単声書簡

個人という灯台から

ジャン=ルネ・キニャール(Jean-René QUIGNARD)という人

ジャン=ルネ・キニャールという作曲家/オルガニストは、日本ではほとんど知られていない。
1887年にフランス北中部のロワール=エ=シェール、ロモランタンに生まれる。
パリのスコラ・カントルムでオルガンと作曲をルイ・ヴィエルヌに師事し、
ヴェルサイユノートルダム教会の楽長兼オルガニストに就任する。
のちにブルターニュ地方のサン=ブリユー音楽院で教鞭を執った。1978年同地にて没。
多くの教会音楽、合唱作品、オルガン作品を残した。

キニャールと聞くと、現代フランス文学界の重鎮パスカルキニャール(Pascal Quignard)を思い浮かべる。彼は職業オルガニストの家系に生まれ、本人もオルガニストである。彼の父の故郷であるアルザス地方には、キニャールという名前のオルガニストが数多くいるらしい。どこかで繋がっているのではないだろうか。
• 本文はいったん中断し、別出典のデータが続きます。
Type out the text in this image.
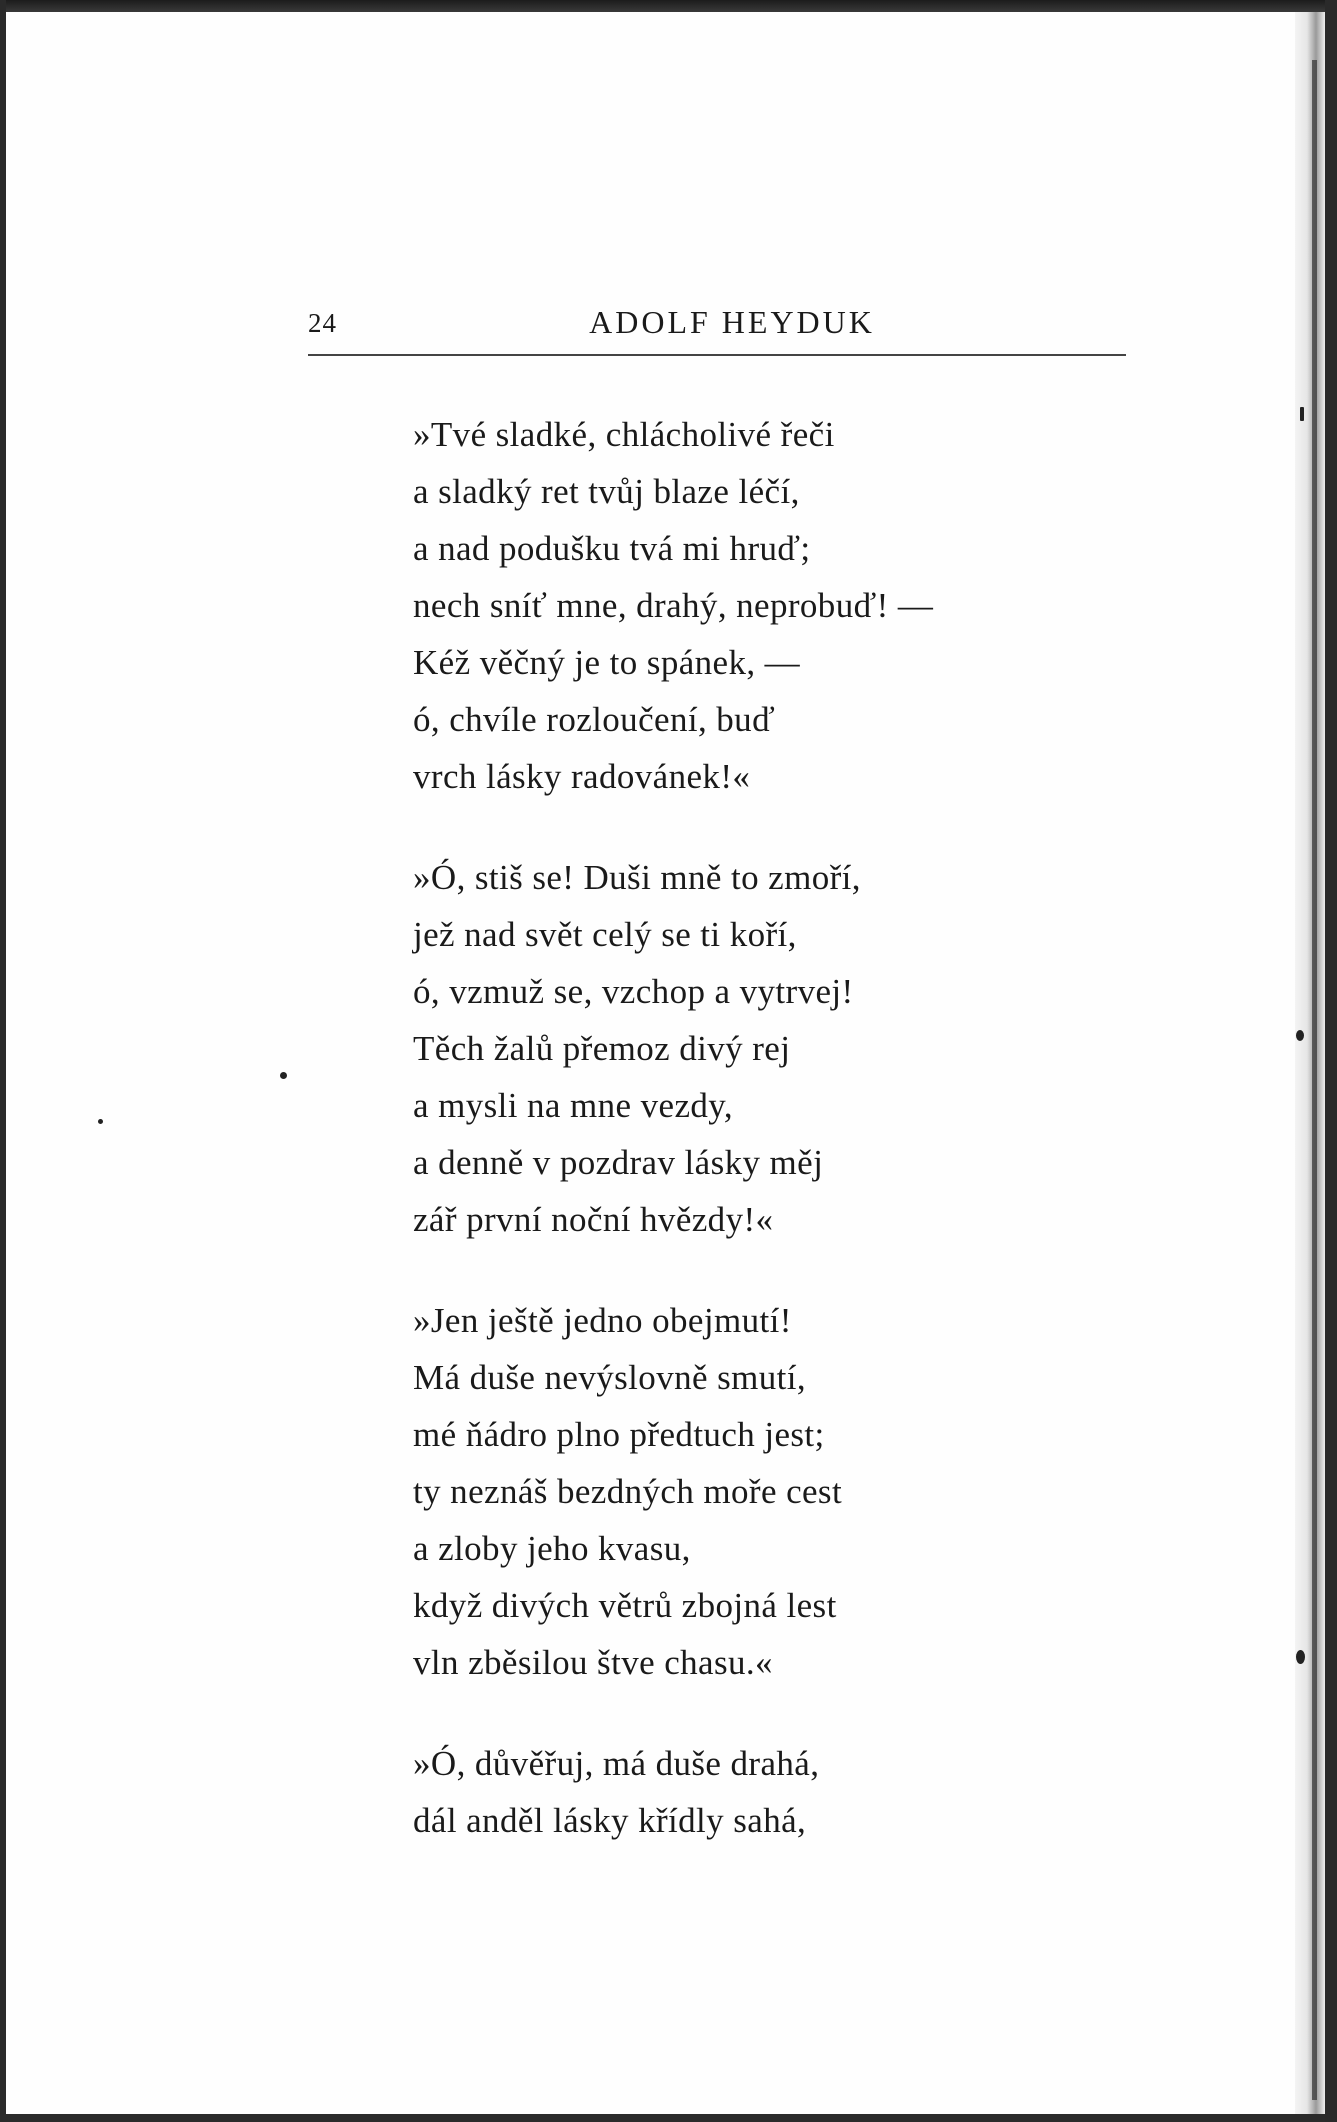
24	ADOLF HEYDUK
»Tvé sladké, chlácholivé řeči
a sladký ret tvůj blaze léčí,
a nad podušku tvá mi hruď;
nech sníť mne, drahý, neprobuď! —
Kéž věčný je to spánek, —
ó, chvíle rozloučení, buď
vrch lásky radovánek!«
»Ó, stiš se! Duši mně to zmoří,
jež nad svět celý se ti koří,
ó, vzmuž se, vzchop a vytrvej!
Těch žalů přemoz divý rej
a mysli na mne vezdy,
a denně v pozdrav lásky měj
zář první noční hvězdy!«
»Jen ještě jedno obejmutí!
Má duše nevýslovně smutí,
mé ňádro plno předtuch jest;
ty neznáš bezdných moře cest
a zloby jeho kvasu,
když divých větrů zbojná lest
vln zběsilou štve chasu.«
»Ó, důvěřuj, má duše drahá,
dál anděl lásky křídly sahá,
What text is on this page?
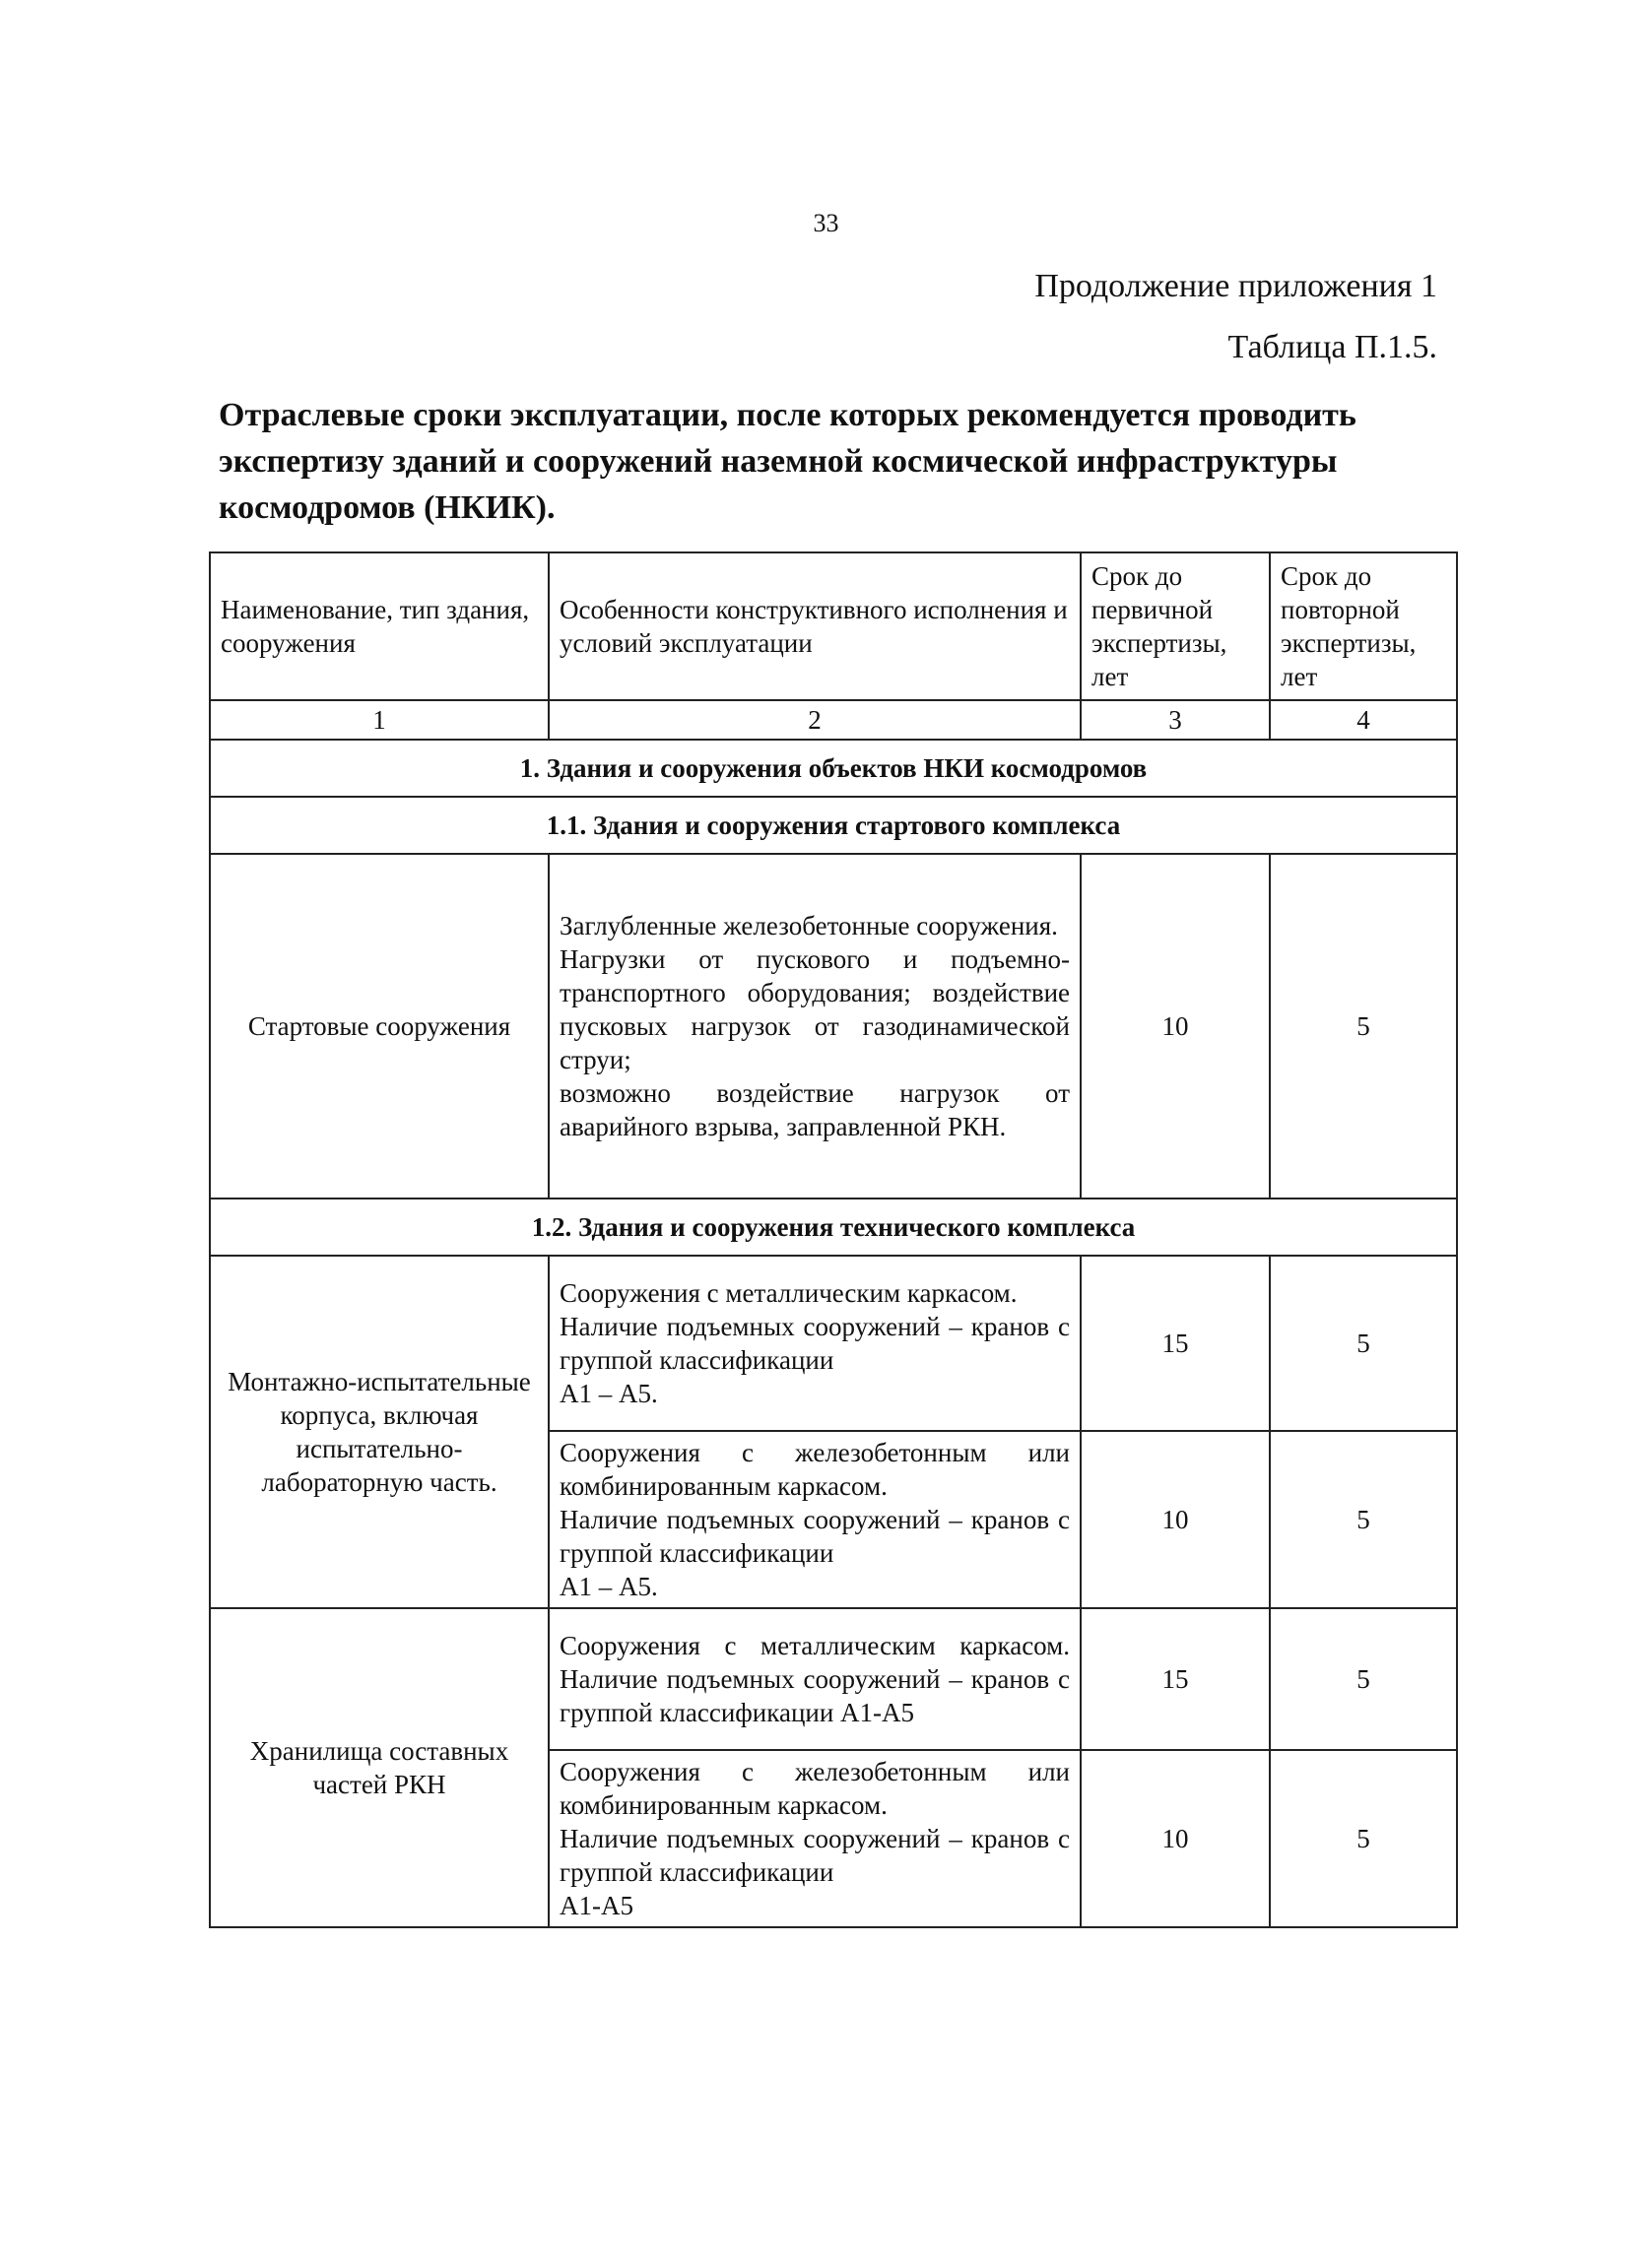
33
Продолжение приложения 1
Таблица П.1.5.
Отраслевые сроки эксплуатации, после которых рекомендуется проводить экспертизу зданий и сооружений наземной космической инфраструктуры космодромов (НКИК).
Наименование, тип здания, сооружения	Особенности конструктивного исполнения и условий эксплуатации	Срок до первичной экспертизы, лет	Срок до повторной экспертизы, лет
1	2	3	4
1. Здания и сооружения объектов НКИ космодромов			
1.1. Здания и сооружения стартового комплекса			
Стартовые сооружения	Заглубленные железобетонные сооружения.
Нагрузки от пускового и подъемно-транспортного оборудования; воздействие пусковых нагрузок от газодинамической струи;
возможно воздействие нагрузок от аварийного взрыва, заправленной РКН.	10	5
1.2. Здания и сооружения технического комплекса			
Монтажно-испытательные корпуса, включая испытательно-лабораторную часть.	Сооружения с металлическим каркасом.
Наличие подъемных сооружений – кранов с группой классификации
А1 – А5.	15	5

	Сооружения с железобетонным или комбинированным каркасом.
Наличие подъемных сооружений – кранов с группой классификации
А1 – А5.	10	5
Хранилища составных частей РКН	Сооружения с металлическим каркасом. Наличие подъемных сооружений – кранов с группой классификации А1-А5	15	5

	Сооружения с железобетонным или комбинированным каркасом.
Наличие подъемных сооружений – кранов с группой классификации
А1-А5	10	5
そんなジャン=ルネ・キニャールのオルガン作品がこちら。
憂鬱のカンティレーヌ(Cantilène mélancolique), 神秘のカンティレーヌ(Cantilène mystique)


Quignard Cantilènes orgue Stoltz Souillac

素朴ながら良曲。修道院や教会でずっと唱え継がれた言葉のような、美しい古さの祈りである。

こちらは合唱作品。
小ミサ曲〈洗礼者ヨハネを讃えて〉 より  アニュス・デイ(神の子羊)


Agnus Dei "Short Mass in Honor of St. John the Baptist" by René Quignard


こちらも会衆の祈りに根づいているところや、古い時代への敬意といったものが感じられて、個人的にとても好み。
調べると海外の礼拝奏楽ではちょいちょい用いられていることがわかり、日本でもぜひ聴いてみたいもの。

ジャン=ルネ・キニャールは生涯フランスで活躍した作曲家にもかかわらず、
なぜかwikipediaオランダ語しかない。なぜ...。